Ulta Beauty and Party City move faster and break down those old-school barriers by using Iterate’s PilotPass tool, a workflow tool that speeds up trials with select, vetted startups. Yet countless other companies get tangled amid layers of red tape, countless meetings, lengthy procurement systems and legal reviews. That legal time puts huge pressure on the startup that’s already under financial stress — and every day counts. It also makes the large company slow.
4. Paying Late or Using Outdated Payment Structure
Again, so many startups live hand to mouth, and if they don’t get paid on time, it can kill their operations. Yet too many large companies automatically pay late, whether it’s 30 days late, 60 days late, or as we’ve seen, even 190 days late. This places incredible pressures on startups that are not backed by investment dollars. Founders must dip into their personal bank accounts to make payroll and forgo a paycheck themselves. Fix the payment issues, so it works for small companies.
Also, eliminate the automatic 2% deduction from the contracted amount. We’ve seen that automatically done by some large companies. It’s counterproductive, and it doesn’t build solid rapport with the startup community.

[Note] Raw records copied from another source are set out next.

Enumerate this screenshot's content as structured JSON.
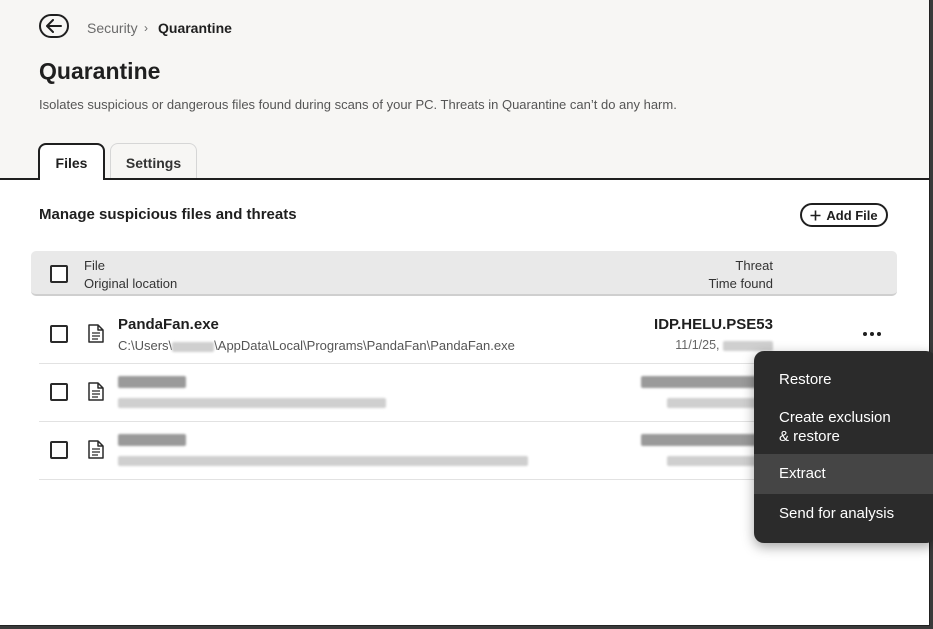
{
  "breadcrumb": {
    "parent": "Security",
    "separator": "›",
    "current": "Quarantine"
  },
  "page": {
    "title": "Quarantine",
    "subtitle": "Isolates suspicious or dangerous files found during scans of your PC. Threats in Quarantine can’t do any harm."
  },
  "tabs": [
    {
      "label": "Files",
      "active": true
    },
    {
      "label": "Settings",
      "active": false
    }
  ],
  "section": {
    "title": "Manage suspicious files and threats",
    "add_button": "Add File"
  },
  "table": {
    "headers": {
      "file": "File",
      "location": "Original location",
      "threat": "Threat",
      "time": "Time found"
    },
    "rows": [
      {
        "name": "PandaFan.exe",
        "location_prefix": "C:\\Users\\",
        "location_suffix": "\\AppData\\Local\\Programs\\PandaFan\\PandaFan.exe",
        "threat": "IDP.HELU.PSE53",
        "time": "11/1/25,"
      }
    ]
  },
  "context_menu": {
    "items": [
      "Restore",
      "Create exclusion",
      "& restore",
      "Extract",
      "Send for analysis"
    ],
    "highlighted": "Extract"
  },
  "colors": {
    "menu_bg": "#2b2b2b",
    "menu_hover": "#454545",
    "header_bg": "#f7f6f4",
    "table_head_bg": "#e9e9e9"
  }
}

5. Relying on Old, Monolythic Technology
To speed up digital prototyping and technical integrations, go for interchangeable pieces and a modular architecture. Build modularity even on top of monolithic stacks. Amazon Web Services is a modular technology, as is Iterate’s Interplay. With Interplay, large companies can drag and drop different APIs into their enterprise systems, treating each startup as an app, connecting many loosely coupled technologies. Modularity (often via microservices) is required to rapidly integrate the most powerful startup tools and test them quickly.
For innovation to happen at large companies, small startups represent a key piece of the puzzle. To work with them effectively and get ahead in 2019 and beyond, large companies should rethink their mindsets and processes.
After all, these startups may be small, but their ideas and technologies could be huge.